Although remote work was initially introduced with great enthusiasm but since then, many have taken to the ease and comfort of working from home , and businesses have gained as a result, with savings in costs as well as improved employee health and increased productivity for the majority. With more than 80 percent of companies are planning to use this for at least one full day each week (Gartner) It’s obvious that remote working for the long term and greater flexibility overall is a crucial aspect of the modern work method.
Many businesses struggle with security and connectivity risks it brings. A new study from Advisen has revealed a clear connection between remote work and cyber-attacks and financial institutions being the second most targeted for cyber attacks. Because it is among the most strictly controlled industries, and given the nature of sensitive information stored by banks and financial companies, criminals are staking out recent disruptions to working practices as opportunities to profit from this industry.
Users take on their role
One of the most significant security risks posed by remote work is the phishing scams. Since the beginning of the epidemic the number of phishing emails grew by 667% within one month. While working from their home, employees could easily be a victim of unsafe emails, links or files they normally might have been aware towards. Security teams have put up security posters in the workplace and, as the majority of offices are not occupied and the posters are probably getting dusty and messages that have been lost.
Particularly during school closings as many professionals had to manage working and homeschooling the devices of corporate companies often become multi-purpose devices that could be used by all home users. The policies regarding this may differ among organizations, however the nature of the data most employees in the finance and banking industries deal with could have disastrous results. A single unintentional action could expose data online, or grant hackers access to systems that hold such data without the user’s consent.
Perimeter-based applications are no longer the best choice
The shaky and unsecure network at home have created an additional problem for IT departments. A study by Bitsight discovered that more than half of organizations had at least one device connecting to their corporate network through home networks that were plagued by at least one type of malware. The threat of malicious actors is that they could penetrate the home network and then utilize it later to get access to corporate networks as well as the vital assets it houses.

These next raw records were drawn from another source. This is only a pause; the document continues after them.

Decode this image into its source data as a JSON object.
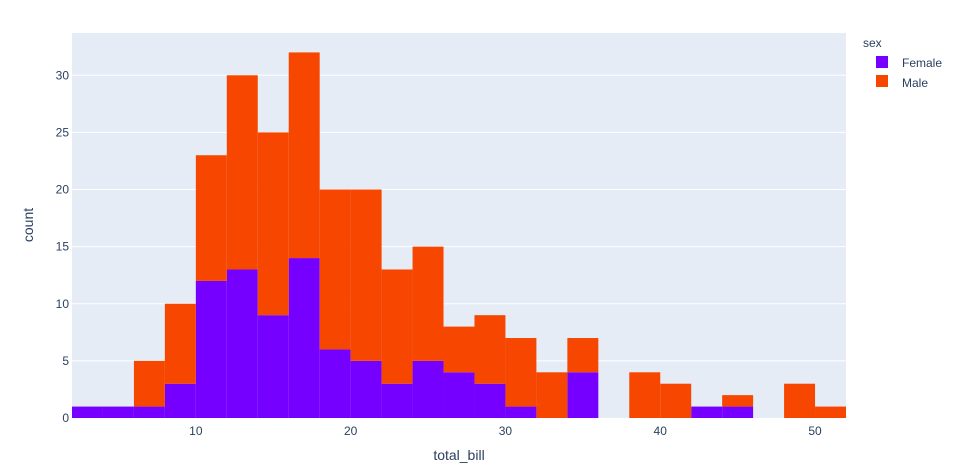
{
  "chart_data": {
    "type": "bar",
    "subtype": "stacked-histogram",
    "title": "",
    "xlabel": "total_bill",
    "ylabel": "count",
    "xlim": [
      2,
      52
    ],
    "ylim": [
      0,
      33.7
    ],
    "bin_width": 2,
    "x_ticks": [
      10,
      20,
      30,
      40,
      50
    ],
    "y_ticks": [
      0,
      5,
      10,
      15,
      20,
      25,
      30
    ],
    "grid": true,
    "legend_title": "sex",
    "legend_position": "right",
    "bin_starts": [
      2,
      4,
      6,
      8,
      10,
      12,
      14,
      16,
      18,
      20,
      22,
      24,
      26,
      28,
      30,
      32,
      34,
      36,
      38,
      40,
      42,
      44,
      46,
      48,
      50
    ],
    "series": [
      {
        "name": "Female",
        "color": "#7600ff",
        "values": [
          1,
          1,
          1,
          3,
          12,
          13,
          9,
          14,
          6,
          5,
          3,
          5,
          4,
          3,
          1,
          0,
          4,
          0,
          0,
          0,
          1,
          1,
          0,
          0,
          0
        ]
      },
      {
        "name": "Male",
        "color": "#f74600",
        "values": [
          0,
          0,
          4,
          7,
          11,
          17,
          16,
          18,
          14,
          15,
          10,
          10,
          4,
          6,
          6,
          4,
          3,
          0,
          4,
          3,
          0,
          1,
          0,
          3,
          1
        ]
      }
    ]
  },
  "colors": {
    "plot_bg": "#e5ecf6",
    "grid": "#ffffff",
    "text": "#2a3f5f"
  }
}
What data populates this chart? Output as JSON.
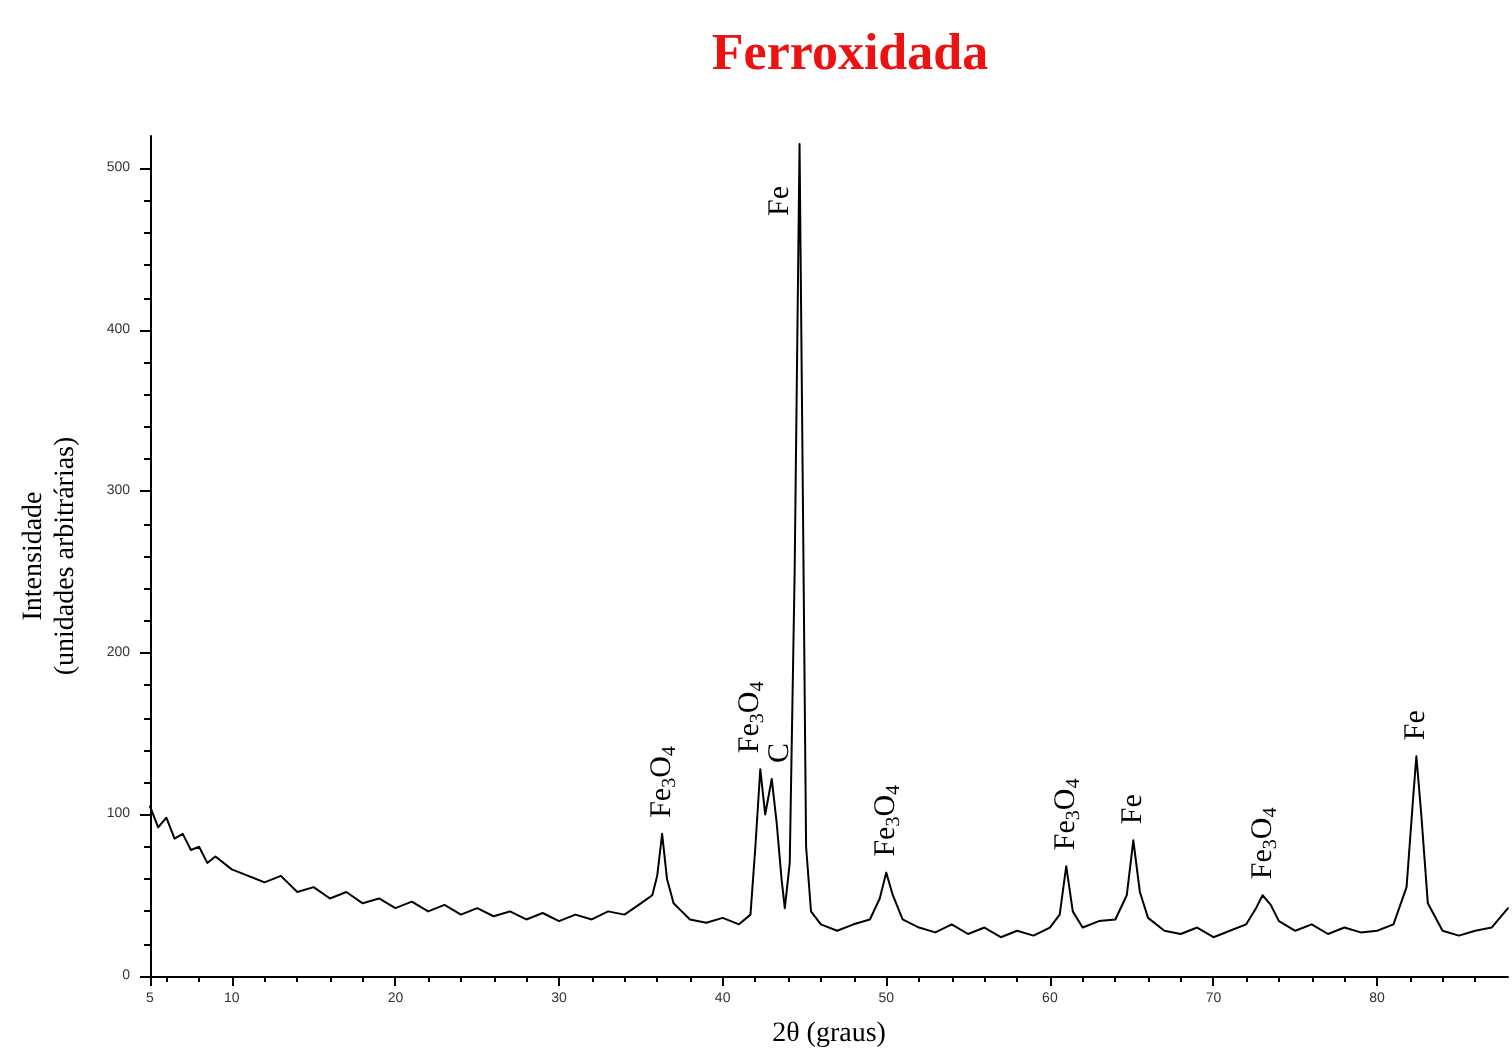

This is particularly worrying as the conventional controls might not be effective. In the beginning of the epidemic, the trusted VPNs that a lot of organizations previously depended on to access networks were not designed to handle the sudden surge in demands. IT teams did not have the amount of licences required to support the whole workforce daily and growing the number of users could be an increase in bandwidth. If the directive from management was “get everyone up and running as fast as you can” IT teams might be required to rethink their disaster recovery plans and abandon certain security measures to keep their the efficiency of their teams.
Remote working has provided the flexibility of some, but as much than 53% employees believe that they must be available all entire day (CIPD 2021). This means that surveillance systems for security that study the user’s behavior to identify suspicious behaviour and spot security breaches are having a hard time keeping up with. The inability to log in at regular times, coming from unidentified locations or with new software can create false positives that cause alert fatigue . This can have an adverse impact on security operations teams which are overwhelmed by 60% by the number of alerts, and more than half (43 percent) struggle to prioritize and react to alerts efficiently (Forrester 2021).
Other security tools that are traditional such as those that track devices and inventory with respect to networks are now able to collect personal data as well as devices that are using the network at home of the employee. This means that IT and security teams facing the challenge of balancing the ethical requirements between security for the company and personal privacy. Modern technology allows greater control over who is able to determine what, when, and who scans occur using an agent-based method. This means that security teams will only scan and are aware of the computer with agents installed.
Re-align with today’s threats
After the initial panic has subsided and we are now able at different levels of remote working in the long term, it’s the perfect time to review our security measures, specifically the hygiene practices which were abandoned onto the weyside following the tumultuous events of previous year. The traditional approach was security using perimeters, and focusing on premises, but cloud-based services provide more support to IT and Security teams to secure both on-premise and remote devices. The new tools are able to connect directly to cloud through the internet instead of large amounts of traffic that try to stream through VPN gateways that cause delays in the process of implementing crucial security patches and software upgrades.
This solution is far greater than technology on its own however and the people who are behind the screens mustn’t be overlooked. It is more crucial more than it ever was. There has been a lot of change since the initial attack of Covid-19 therefore re-education to tackle the ever-changing threat landscape is crucial. Instead of a long webinar or a lengthy written guideline The most effective training incorporates humor and examples that are relevant to daily situations to help employees are aware of and adhere to the the best practices no matter where they’re working from.